How to print the longest line in a file?

cat ./text | awk ' { if ( length > x ) { x = length; y = $0 } }END{ print y }'

UPD: summarizing all the advices in the comments

awk 'length > max_length { max_length = length; longest_line = $0 } END { print longest_line }' ./text 

cat filename | awk '{ print length }' | sort -n | tail -1

Grep the first longest line

grep -Em1 "^.{$(wc -L <file.txt)}\$" file.txt 

The command is unusually hard to read without practise because it mixes shell- and regexp syntax.
For explanation, I will use simplified pseudocode first. The lines starting with ## do not run in the shell.
This simplified code uses the file name F, and leaves out quoting and parts of regexps for readability.

How it works

The command has two parts, a grep- and a wc invocation:

## grep "^.{$( wc -L F )}$" F

The wc is used in a process expansion, $( ... ), so it is run before grep. It calculates the length of the longest line. The shell expansion syntax is mixed with the regular expression pattern syntax in a confusing way, so I will decompose the process expansion:

## wc -L F
42
## grep "^.{42}$" F

Here, the process expansion was replaced with the value it would return, creating the grep commandline that is used. We can now read the regular expression more easily: It matches exactly from start (^) to end ($) of the line. The expression between them matches any character except newline, repeated by 42 times. Combined, that is lines that consist of exactly 42 characters.


Now, back to real shell commands: The grep option -E (--extended-regexp) allows to not escape the {} for readability. Option -m 1 (--max-count=1) makes it stop after the first line is found.

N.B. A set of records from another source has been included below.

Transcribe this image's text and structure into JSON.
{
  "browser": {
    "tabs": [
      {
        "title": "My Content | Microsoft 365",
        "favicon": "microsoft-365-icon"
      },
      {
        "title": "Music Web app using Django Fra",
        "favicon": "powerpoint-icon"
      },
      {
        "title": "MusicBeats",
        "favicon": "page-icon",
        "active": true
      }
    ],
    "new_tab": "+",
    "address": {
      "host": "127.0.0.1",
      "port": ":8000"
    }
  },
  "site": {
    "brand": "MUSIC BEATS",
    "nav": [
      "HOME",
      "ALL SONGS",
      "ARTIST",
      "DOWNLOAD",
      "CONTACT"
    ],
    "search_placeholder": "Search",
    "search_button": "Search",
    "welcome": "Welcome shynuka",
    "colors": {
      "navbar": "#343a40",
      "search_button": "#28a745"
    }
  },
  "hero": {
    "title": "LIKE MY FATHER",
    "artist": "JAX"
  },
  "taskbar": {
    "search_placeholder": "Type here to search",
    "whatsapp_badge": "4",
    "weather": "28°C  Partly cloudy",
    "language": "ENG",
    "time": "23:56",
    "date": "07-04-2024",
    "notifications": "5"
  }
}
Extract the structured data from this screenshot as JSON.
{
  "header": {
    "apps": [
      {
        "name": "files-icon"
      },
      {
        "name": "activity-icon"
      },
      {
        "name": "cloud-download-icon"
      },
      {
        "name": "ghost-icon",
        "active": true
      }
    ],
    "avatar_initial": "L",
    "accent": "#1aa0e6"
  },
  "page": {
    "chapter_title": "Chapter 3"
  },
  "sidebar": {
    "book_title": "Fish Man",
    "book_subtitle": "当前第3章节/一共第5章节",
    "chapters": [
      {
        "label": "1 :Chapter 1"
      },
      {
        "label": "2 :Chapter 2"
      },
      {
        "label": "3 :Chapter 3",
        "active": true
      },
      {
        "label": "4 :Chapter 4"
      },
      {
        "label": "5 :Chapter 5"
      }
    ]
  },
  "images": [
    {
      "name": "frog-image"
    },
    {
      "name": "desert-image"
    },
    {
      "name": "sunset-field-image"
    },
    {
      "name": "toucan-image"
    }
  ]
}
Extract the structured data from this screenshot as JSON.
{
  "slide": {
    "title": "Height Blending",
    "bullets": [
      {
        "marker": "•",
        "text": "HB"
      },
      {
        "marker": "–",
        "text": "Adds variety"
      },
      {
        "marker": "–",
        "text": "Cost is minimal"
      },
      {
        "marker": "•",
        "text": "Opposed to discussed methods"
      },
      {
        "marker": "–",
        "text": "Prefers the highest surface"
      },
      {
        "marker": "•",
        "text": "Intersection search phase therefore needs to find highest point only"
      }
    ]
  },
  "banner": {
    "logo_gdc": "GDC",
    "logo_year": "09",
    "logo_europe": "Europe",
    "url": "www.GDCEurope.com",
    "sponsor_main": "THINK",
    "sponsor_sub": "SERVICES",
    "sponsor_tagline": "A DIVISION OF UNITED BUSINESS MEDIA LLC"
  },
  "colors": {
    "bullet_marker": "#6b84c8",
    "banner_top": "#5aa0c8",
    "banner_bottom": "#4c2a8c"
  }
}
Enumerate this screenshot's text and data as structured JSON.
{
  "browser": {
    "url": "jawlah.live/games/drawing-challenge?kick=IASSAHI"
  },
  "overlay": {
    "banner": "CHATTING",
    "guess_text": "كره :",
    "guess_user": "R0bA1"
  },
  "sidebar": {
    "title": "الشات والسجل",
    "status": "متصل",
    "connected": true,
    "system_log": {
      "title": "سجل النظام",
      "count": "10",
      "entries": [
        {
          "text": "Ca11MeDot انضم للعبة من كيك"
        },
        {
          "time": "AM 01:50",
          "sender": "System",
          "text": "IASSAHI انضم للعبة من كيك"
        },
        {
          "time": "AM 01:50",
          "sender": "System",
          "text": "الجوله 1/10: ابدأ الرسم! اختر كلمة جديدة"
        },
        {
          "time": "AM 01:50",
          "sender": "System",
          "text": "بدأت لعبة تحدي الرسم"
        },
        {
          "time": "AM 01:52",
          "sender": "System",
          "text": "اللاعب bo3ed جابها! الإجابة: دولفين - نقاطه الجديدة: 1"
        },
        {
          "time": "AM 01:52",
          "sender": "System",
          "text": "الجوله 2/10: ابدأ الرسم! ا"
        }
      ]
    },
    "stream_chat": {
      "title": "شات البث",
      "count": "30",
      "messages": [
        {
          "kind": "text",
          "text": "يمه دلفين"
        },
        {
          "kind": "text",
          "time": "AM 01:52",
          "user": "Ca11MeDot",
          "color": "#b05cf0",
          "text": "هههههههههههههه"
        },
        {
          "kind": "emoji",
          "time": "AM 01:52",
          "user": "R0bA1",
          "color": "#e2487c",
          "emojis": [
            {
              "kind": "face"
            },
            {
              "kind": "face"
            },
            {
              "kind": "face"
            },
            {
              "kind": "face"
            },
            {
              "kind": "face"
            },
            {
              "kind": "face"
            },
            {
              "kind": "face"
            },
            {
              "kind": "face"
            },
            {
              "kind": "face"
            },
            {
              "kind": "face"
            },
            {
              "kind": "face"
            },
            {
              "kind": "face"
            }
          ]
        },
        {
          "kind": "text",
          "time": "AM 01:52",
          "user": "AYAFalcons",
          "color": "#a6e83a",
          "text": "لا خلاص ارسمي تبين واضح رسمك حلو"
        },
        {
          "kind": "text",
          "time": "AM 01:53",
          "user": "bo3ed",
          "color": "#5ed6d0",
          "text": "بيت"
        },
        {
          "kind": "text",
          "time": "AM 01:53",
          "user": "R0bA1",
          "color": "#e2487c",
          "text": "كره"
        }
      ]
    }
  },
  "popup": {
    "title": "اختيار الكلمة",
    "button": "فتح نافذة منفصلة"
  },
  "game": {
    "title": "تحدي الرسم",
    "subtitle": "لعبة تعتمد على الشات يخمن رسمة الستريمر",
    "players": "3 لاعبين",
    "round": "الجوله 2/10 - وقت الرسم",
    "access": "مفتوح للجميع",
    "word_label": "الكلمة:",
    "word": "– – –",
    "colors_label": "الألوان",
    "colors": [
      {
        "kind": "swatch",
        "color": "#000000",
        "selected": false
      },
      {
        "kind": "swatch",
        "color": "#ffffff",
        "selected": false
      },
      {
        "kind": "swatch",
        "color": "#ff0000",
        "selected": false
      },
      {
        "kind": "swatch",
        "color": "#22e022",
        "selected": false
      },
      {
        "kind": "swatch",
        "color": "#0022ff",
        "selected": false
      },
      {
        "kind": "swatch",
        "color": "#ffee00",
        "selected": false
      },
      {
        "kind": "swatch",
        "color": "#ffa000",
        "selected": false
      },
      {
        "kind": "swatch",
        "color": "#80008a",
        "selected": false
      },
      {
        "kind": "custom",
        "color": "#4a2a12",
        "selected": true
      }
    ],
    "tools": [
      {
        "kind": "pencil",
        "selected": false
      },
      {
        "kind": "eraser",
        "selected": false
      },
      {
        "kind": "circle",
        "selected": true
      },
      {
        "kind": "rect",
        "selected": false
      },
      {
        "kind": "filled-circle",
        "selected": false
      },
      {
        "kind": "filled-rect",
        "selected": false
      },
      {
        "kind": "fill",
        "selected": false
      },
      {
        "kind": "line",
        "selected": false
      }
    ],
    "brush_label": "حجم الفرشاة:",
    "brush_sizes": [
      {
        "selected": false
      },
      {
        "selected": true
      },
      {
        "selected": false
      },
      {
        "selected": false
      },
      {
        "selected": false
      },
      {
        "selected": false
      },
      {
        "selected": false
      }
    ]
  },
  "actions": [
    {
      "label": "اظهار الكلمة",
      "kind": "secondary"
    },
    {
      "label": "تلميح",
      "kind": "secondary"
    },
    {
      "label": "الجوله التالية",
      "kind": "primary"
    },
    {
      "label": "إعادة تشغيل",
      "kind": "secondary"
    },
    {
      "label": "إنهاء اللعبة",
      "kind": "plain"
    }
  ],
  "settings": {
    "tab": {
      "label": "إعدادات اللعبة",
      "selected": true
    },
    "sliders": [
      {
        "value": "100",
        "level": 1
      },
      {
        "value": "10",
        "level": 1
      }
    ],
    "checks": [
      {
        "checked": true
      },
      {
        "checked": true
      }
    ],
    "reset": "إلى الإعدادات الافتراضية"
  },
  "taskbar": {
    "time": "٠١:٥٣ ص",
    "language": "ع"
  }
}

The < in the wc command writes the file to its stdin, to prevent wc from printing the file name together with the length.

Which longest lines?

To make the examples more readable with the filename occurring twice, I will use a variable f for the filename; Each $f in the example could be replaced by the file name.

f="file.txt"

Show the first longest line - the first line that is as long as the longest line:

grep -E -m1 "^.{$(wc -L <"$f")}\$" "$f"

Show all longest lines - all lines that are as long as the longest line:

grep -E "^.{$(wc -L <"$f")}\$" "$f" 

Show the last longest line - the last line that is as long as the longest line:

tac "$f" | grep -E -m1 "^.{$(wc -L <"$f")}\$"

Show the single longest line - the longest line longer than all other lines, or fail:

[ $(grep -E "^.{$(wc -L <"$f")}\$" "$f" | wc -l) = 1 ] && grep -E "^.{$(wc -L <"$f")}\$" "$f" 

(The last command is even more inefficient than the others, as it repeats the complete grep command. It should obviously be decomposed so that the output of wc and the lines written by grep are saved to variables.
Note that all longest lines may actually be all lines. For saving in a variable, only the first two lines need to be kept.)